Saya berusaha memahami karakter psikologis calon pemimpin negeri saya kelak jika dia menang. Dalam sebuah berita yang saya baca, Hendropriyono menyebutkan Prabowo mengalami gangguan psikis. Dan, karena ucapan ini pula Hendropriyono pernah dilaporkan ke polisi pada tahun 2014 yang kasusnya tidak pernah dilanjutkan sampai hari ini.
Menurut, Alfred W. Adler (7 Februari 1870---28 Mei 1937), seorang psikoterapis dari Austria yang terkenal dengan metode Individual Psychology (dalam Feist & Feist, Theory of Personality ed.7th, 2009) social interest adalah satu-satunya ukuran untuk menilai sehat tidaknya psikis seseorang. Social feeling dipahami sebagai perasaan keterikatan sosial, di mana seseorang merasa kalau dia bagian dari masyarakat.

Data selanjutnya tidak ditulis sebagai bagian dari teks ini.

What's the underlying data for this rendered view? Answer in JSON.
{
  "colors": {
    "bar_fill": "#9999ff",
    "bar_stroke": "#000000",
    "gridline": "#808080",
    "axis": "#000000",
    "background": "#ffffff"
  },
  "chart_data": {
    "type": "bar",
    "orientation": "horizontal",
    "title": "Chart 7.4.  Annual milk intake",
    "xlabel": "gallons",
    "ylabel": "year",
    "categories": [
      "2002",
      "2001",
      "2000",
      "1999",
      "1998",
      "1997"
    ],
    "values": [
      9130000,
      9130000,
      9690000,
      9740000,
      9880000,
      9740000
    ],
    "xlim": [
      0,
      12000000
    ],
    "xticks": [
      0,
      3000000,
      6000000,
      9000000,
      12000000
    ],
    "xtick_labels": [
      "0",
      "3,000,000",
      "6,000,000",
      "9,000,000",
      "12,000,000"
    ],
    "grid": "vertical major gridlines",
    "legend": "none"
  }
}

Menurut Adler, ada dua jenis dorongan dalam diri sehingga kepribadian seseorang itu terbentuk. Jenis pertama adalah striving for superiority, jenis kedua adalah striving for succes. Saya melihat Prabowo ada pada kecenderungan pertama yaitu orang yang berjuang untuk superioritas. Menurut Adler, orang yang tidak sehat secara psikologi (cenderung disebut neurotik) adalah orang dengan social interest yang rendah dan tidak berkembang, mereka adalah orang yang egois dan mencari kuasa atas orang lain.
Prabowo adalah sosok yang selalu superior, ingin tampil menguasai. Hal itu terbukti dengan dia memegang kendali partai, pernah memimpin pasukan Kostrad dan melakukan tindakan tanpa mengindahkan komando dari atasan, berulang kali mencalonkan diri sebagai presiden atau wakil presiden dan saat ini koalisinya dikuasai partainya sendiri dan kurang mengakomodir keinginan mitra koalisinya. Karakter yang digambarkan Adler sosok ini juga egois tingkat tinggi yang akan menghalalkan berbagai cara untuk keinginannya.

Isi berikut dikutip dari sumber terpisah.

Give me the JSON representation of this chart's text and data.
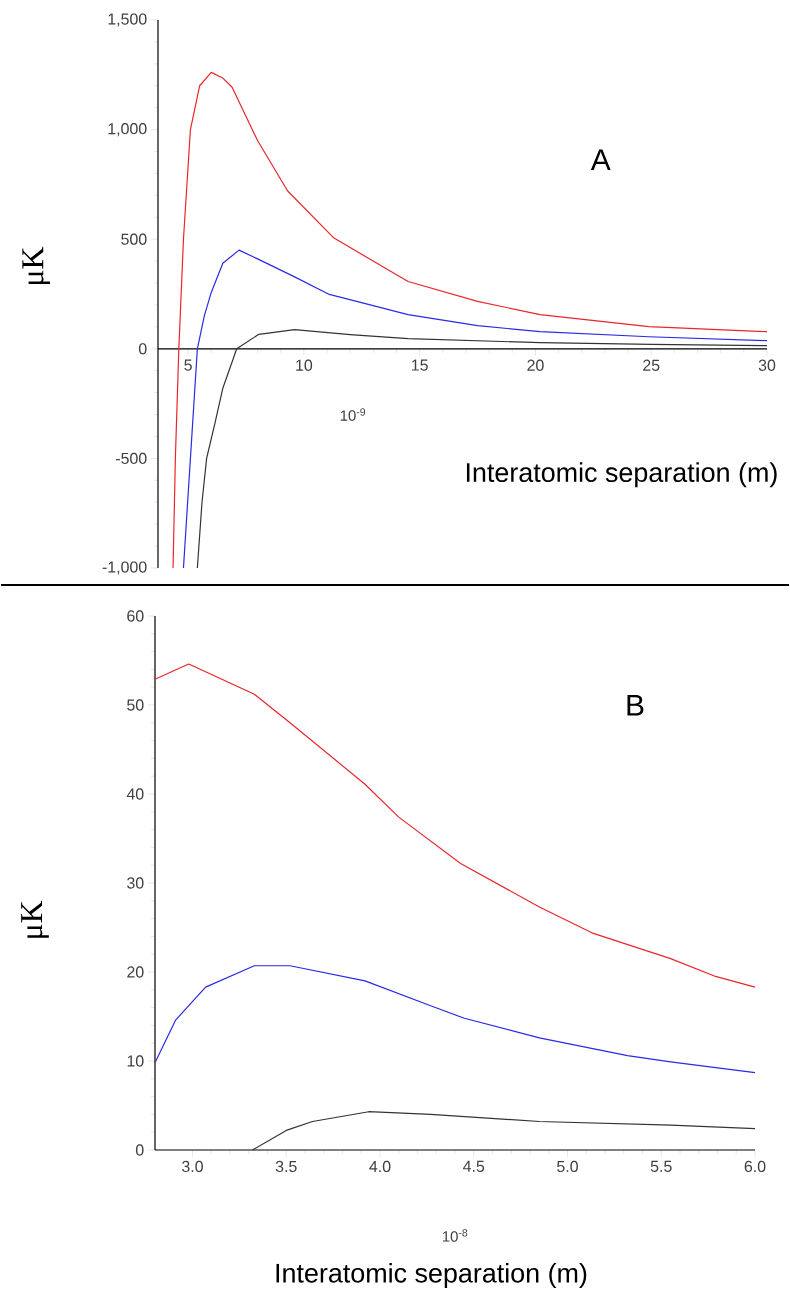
{
  "chart_data": [
    {
      "type": "line",
      "xlabel": "Interatomic separation (m)",
      "ylabel": "μK",
      "annotations": [
        "A",
        "10$^{-9}$"
      ],
      "xlim": [
        3.7,
        30
      ],
      "ylim": [
        -1000,
        1500
      ],
      "xticks": [
        5,
        10,
        15,
        20,
        25,
        30
      ],
      "yticks": [
        {
          "value": -1000,
          "label": "-1,000"
        },
        {
          "value": -500,
          "label": "-500"
        },
        0,
        500,
        {
          "value": 1000,
          "label": "1,000"
        },
        {
          "value": 1500,
          "label": "1,500"
        }
      ],
      "series": [
        {
          "color": "#e8262b",
          "x": [
            4.35,
            4.45,
            4.6,
            4.8,
            5.1,
            5.5,
            6.0,
            6.5,
            6.9,
            8,
            9.3,
            11.3,
            14.5,
            17.5,
            20.2,
            24.9,
            30
          ],
          "values": [
            -1000,
            -500,
            0,
            500,
            1000,
            1200,
            1261,
            1235,
            1193,
            950,
            720,
            505,
            307,
            216,
            156,
            101,
            78
          ]
        },
        {
          "color": "#2a2ae8",
          "x": [
            4.8,
            5.1,
            5.4,
            5.7,
            6.0,
            6.5,
            7.2,
            8,
            9.6,
            11.1,
            14.5,
            17.5,
            20.2,
            24.9,
            30
          ],
          "values": [
            -1000,
            -500,
            0,
            150,
            257,
            390,
            450,
            410,
            328,
            248,
            156,
            106,
            78,
            55,
            37
          ]
        },
        {
          "color": "#333333",
          "x": [
            5.4,
            5.6,
            5.8,
            6.15,
            6.5,
            7.1,
            8.05,
            9.6,
            12,
            14.5,
            20.2,
            25,
            30
          ],
          "values": [
            -1000,
            -700,
            -500,
            -344,
            -180,
            0,
            66,
            87,
            65,
            46,
            28,
            20,
            14
          ]
        }
      ]
    },
    {
      "type": "line",
      "xlabel": "Interatomic separation (m)",
      "ylabel": "μK",
      "annotations": [
        "B",
        "10$^{-8}$"
      ],
      "xlim": [
        2.8,
        6.0
      ],
      "ylim": [
        0,
        60
      ],
      "xticks": [
        {
          "value": 3,
          "label": "3.0"
        },
        3.5,
        {
          "value": 4,
          "label": "4.0"
        },
        4.5,
        {
          "value": 5,
          "label": "5.0"
        },
        5.5,
        {
          "value": 6,
          "label": "6.0"
        }
      ],
      "yticks": [
        0,
        10,
        20,
        30,
        40,
        50,
        60
      ],
      "series": [
        {
          "color": "#e8262b",
          "x": [
            2.8,
            2.98,
            3.33,
            3.52,
            3.92,
            4.1,
            4.43,
            4.85,
            5.13,
            5.55,
            5.79,
            6.0
          ],
          "values": [
            52.9,
            54.6,
            51.2,
            48.0,
            41.1,
            37.4,
            32.2,
            27.3,
            24.4,
            21.5,
            19.5,
            18.3
          ]
        },
        {
          "color": "#2a2ae8",
          "x": [
            2.8,
            2.91,
            3.07,
            3.33,
            3.52,
            3.92,
            4.27,
            4.45,
            4.85,
            5.32,
            5.55,
            6.0
          ],
          "values": [
            9.8,
            14.6,
            18.3,
            20.7,
            20.7,
            19.0,
            16.2,
            14.8,
            12.6,
            10.6,
            9.9,
            8.7
          ]
        },
        {
          "color": "#333333",
          "x": [
            3.32,
            3.5,
            3.64,
            3.94,
            4.27,
            4.85,
            5.55,
            6.0
          ],
          "values": [
            0,
            2.2,
            3.2,
            4.3,
            4.0,
            3.2,
            2.8,
            2.4
          ]
        }
      ]
    }
  ]
}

Prabowo menuding RSCM dengan sasaran pemerintahan Jokowi. Ia ingin memperlihatkan kegagalan pemerintah dalam bidang kesehatan. Saat ini kasus pembayaran BPJS ke rumah sakit sedang dalam sorotan masyarakat dan Prabowo memanfaatkan momen ini bak menyiram bensin ke dalam bara api.
Padahal, pihak RSCM dengan segera telah membantah ucapan Prabowo ini tetapi sampai saat ini belum ada ucapan permohonan maaf serta klarifikasi dari Prabowo sendiri. Kalau tim suksesnya memang selalu mencari alasan dan pembenaran atas semua ucapan klise capres mereka.
Semoga anggapan saya ini salah dan Indonesia tetap dapat pemimpin yang tepat, sehat jiwa dan raga. Tak terbayang apa jadinya jika negara kita dipimpin orang yang gegabah dalam ucapan, mungkin peperangan bisa terjadi hanya karena salah paham atau tergesa emosi.